If the Voronoi diagram is not calculated, this method will do nothing.
Poly2 cugl::DelaunayTriangulator::getVoronoiCell  (  size_t  index  )  const 
Returns the Voronoi cell for the given index
A Voronoi cell is a polygon whose vertices are the boundary of the cell. The index corresponds to the vertex in the original triangulation. The returns Poly2 object is triangulated as a fan with the associated vertex point at its center.
If the Voronoi diagram is not calculated, this method will return an empty polygon
index  The index of the vertex generating the cell 
Stores the Voronoi cell in the given buffer.
A Voronoi cell is a polygon whose vertices are the boundary of the cell. The index corresponds to the vertex in the original triangulation. The returns Poly2 object is triangulated as a fan with the associated vertex point at its center.
If the Voronoi diagram is not calculated, this method will do nothing.
index  The index of the vertex generating the cell 
buffer  The buffer to store the Voronoi cell 
void cugl::DelaunayTriangulator::reset  (  ) 
Clears all internal data, but still maintains the initial vertex data.
This method also retains any holes or Steiner points. It only clears the triangulation results.
void cugl::DelaunayTriangulator::set  (  const Path2 &  path  ) 
Sets the exterior vertex data for this triangulator.
The path is assumed to be the outer hull, and does not include any holes (which may be specified later). The path should define the hull in a counterclockwise traversal.
The vertex data is copied. The triangulator does not retain any references to the original data. Hull points are added first. That is, when the triangulation is computed, the lowest indices all refer to these points, in the order that they were provided.
This method resets all interal data. The triangulation is lost, as well as any previously added holes or Steiner points.
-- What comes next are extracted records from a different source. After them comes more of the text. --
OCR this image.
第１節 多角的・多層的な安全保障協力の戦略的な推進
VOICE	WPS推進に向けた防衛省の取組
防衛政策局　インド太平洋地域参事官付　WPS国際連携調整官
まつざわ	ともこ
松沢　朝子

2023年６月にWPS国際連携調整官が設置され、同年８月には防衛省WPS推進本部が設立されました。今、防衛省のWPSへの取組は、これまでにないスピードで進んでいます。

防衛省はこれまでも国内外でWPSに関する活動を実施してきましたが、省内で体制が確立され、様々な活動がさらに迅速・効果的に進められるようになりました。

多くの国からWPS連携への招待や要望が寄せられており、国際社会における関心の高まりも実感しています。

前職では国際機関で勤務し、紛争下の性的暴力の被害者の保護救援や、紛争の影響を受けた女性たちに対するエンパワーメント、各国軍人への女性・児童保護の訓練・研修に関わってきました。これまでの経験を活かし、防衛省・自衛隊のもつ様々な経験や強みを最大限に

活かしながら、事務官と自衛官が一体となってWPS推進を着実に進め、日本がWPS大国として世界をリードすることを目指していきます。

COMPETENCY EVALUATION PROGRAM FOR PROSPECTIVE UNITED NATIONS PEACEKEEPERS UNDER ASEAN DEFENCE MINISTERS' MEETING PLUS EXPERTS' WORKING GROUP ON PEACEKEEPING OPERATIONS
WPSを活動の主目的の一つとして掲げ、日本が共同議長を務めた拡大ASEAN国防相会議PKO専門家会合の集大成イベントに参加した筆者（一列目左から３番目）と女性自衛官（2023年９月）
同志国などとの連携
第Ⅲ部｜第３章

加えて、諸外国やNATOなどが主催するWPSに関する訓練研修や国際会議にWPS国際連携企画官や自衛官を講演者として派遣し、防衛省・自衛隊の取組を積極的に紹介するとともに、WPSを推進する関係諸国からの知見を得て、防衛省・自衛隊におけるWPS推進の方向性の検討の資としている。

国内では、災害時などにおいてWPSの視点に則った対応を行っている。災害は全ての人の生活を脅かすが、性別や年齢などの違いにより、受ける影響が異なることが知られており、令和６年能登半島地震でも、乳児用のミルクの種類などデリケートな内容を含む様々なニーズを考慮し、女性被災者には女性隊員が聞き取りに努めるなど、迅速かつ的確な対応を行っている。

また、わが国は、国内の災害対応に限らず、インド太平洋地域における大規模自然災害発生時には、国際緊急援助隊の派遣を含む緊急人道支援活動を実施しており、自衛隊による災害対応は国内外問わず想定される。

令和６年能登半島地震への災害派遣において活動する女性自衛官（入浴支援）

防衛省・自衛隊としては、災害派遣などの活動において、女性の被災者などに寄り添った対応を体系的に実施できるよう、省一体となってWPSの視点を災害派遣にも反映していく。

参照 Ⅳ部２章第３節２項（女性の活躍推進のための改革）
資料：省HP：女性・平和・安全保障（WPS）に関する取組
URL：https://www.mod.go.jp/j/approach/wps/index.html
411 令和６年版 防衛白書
You will need to readd any lost data and reperform the calucation.
path  The vertices to triangulate 
void cugl::DelaunayTriangulator::set  (  const std::vector< Vec2 > &  points  ) 
Sets the exterior vertex data for this triangulator.
The vertices are assumed to be the outer hull, and do not include any holes (which may be specified later). The vertices should define the hull in a counterclockwise traversal.
The vertex data is copied. The triangulator does not retain any references to the original data. Hull points are added first. That is, when the triangulation is computed, the lowest indices all refer to these points, in the order that they were provided.
This method resets all interal data. The triangulation is lost, as well as any previously added holes or Steiner points. You will need to readd any lost data and reperform the calucation.
points  The vertices to triangulate 
void cugl::DelaunayTriangulator::set  (  const Vec2 *  points, 
size_t  size  
) 
Sets the exterior vertex data for this triangulator.
The vertices are assumed to be the outer hull, and do not include any holes (which may be specified later). The vertices should define the hull in a counterclockwise traversal.
The vertex data is copied. The triangulator does not retain any references to the original data. Hull points are added first. That is, when the triangulation is computed, the lowest indices all refer to these points, in the order that they were provided.
This method resets all interal data. The triangulation is lost, as well as any previously added holes or Steiner points. You will need to readd any lost data and reperform the calucation.
points  The vertices to triangulate 
size  The number of vertices